TEXT: ANDREAS WILINK
Spricht der Mann mit sich selbst? Man sieht es nicht, bis die Kamera sich ein wenig von ihm entfernt und zu einen Füßen die Gräber zeigt, vor denen er steht: das seines mit 13 Jahren bei einem Unfall getöteten Sohnes und das seiner Frau Johanna, die sich danach das Leben genommen hat.

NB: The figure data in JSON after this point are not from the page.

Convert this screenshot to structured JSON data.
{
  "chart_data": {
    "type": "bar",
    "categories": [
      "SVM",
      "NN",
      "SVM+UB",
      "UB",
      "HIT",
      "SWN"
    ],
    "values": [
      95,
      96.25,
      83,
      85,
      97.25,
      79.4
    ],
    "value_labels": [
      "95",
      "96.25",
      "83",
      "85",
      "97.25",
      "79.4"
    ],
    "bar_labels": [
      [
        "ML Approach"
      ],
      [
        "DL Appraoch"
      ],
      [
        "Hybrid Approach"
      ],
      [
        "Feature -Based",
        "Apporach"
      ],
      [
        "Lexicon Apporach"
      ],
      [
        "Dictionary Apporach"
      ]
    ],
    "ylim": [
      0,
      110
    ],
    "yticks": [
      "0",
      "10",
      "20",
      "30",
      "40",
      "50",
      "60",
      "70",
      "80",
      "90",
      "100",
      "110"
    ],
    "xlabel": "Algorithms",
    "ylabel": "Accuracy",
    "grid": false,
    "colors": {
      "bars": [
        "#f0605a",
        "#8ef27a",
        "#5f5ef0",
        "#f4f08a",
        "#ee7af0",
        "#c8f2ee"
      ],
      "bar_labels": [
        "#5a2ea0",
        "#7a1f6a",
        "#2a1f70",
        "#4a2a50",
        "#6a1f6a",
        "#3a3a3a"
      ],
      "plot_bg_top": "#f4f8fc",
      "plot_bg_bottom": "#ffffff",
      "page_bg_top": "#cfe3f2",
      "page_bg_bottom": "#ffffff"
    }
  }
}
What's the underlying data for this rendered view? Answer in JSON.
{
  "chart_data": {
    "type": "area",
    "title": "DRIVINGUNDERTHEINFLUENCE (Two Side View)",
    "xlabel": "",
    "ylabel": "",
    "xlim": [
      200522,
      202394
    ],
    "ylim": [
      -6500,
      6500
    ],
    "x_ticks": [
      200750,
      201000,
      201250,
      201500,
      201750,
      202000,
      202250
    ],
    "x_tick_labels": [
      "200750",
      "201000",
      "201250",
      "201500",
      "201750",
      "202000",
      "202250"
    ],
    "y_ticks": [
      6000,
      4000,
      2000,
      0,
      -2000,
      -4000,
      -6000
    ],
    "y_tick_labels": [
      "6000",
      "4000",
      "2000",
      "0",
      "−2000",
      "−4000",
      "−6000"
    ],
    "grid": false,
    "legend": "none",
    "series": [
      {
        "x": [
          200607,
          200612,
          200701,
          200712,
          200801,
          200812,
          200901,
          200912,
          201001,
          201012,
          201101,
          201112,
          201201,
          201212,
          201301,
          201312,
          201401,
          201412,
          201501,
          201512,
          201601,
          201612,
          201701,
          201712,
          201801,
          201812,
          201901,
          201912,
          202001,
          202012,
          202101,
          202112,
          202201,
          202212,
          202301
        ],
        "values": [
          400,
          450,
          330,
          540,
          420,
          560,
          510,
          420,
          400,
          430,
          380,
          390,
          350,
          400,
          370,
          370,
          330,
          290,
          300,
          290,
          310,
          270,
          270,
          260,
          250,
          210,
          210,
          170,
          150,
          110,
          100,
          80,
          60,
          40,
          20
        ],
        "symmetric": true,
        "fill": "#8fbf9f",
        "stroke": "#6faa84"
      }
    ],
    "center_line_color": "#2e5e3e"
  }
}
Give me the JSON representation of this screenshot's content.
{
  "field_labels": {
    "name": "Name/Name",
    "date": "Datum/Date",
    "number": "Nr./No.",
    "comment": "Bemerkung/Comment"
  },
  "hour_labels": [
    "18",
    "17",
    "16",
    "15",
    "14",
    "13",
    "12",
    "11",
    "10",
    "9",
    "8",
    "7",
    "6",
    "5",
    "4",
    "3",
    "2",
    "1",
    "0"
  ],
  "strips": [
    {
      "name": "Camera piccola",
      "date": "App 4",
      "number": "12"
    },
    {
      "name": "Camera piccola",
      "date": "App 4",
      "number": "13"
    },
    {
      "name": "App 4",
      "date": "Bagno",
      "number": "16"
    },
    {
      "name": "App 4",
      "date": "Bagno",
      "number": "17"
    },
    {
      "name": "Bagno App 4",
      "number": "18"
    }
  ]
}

Das ist jetzt ein paar Monate her. Der knapp 60-jährige Josef Menzel lebt allein in einem riesigen maroden Anwesen aus Familienbesitz in Thüringen, das ihm nach der Wende wieder zuerkannt wurde. Noch auf dem Friedhof trifft er eine Frau, Nina, eine Kusine Johannas, die ihm
ihren Sohn Simon vorstellt. Man unterhält sich, er lädt sie zu sich ein, man sieht sich wieder, und bald schon ziehen Simon und dessen junge Frau Milena in Josefs geräumige Villa ein. Zusammen machen sie klar Schiff, räumen auf, säubern und reinigen auch das düster mürbe Schwimmbad. Bald folgen Nina und ihr Lebensgefährte Konstantin – wie Milena ein Rumäne, kurz darauf noch Milenas zehnjähriger Sohn Marco, dessen Vater unbekannt ist. Auf Stippvisite kommen Klienten von Konstantin, der sich angeblich als Anwalt osteuropäischer Einwanderer engagiert. Weshalb er dafür einen Revolver braucht, wer weiß?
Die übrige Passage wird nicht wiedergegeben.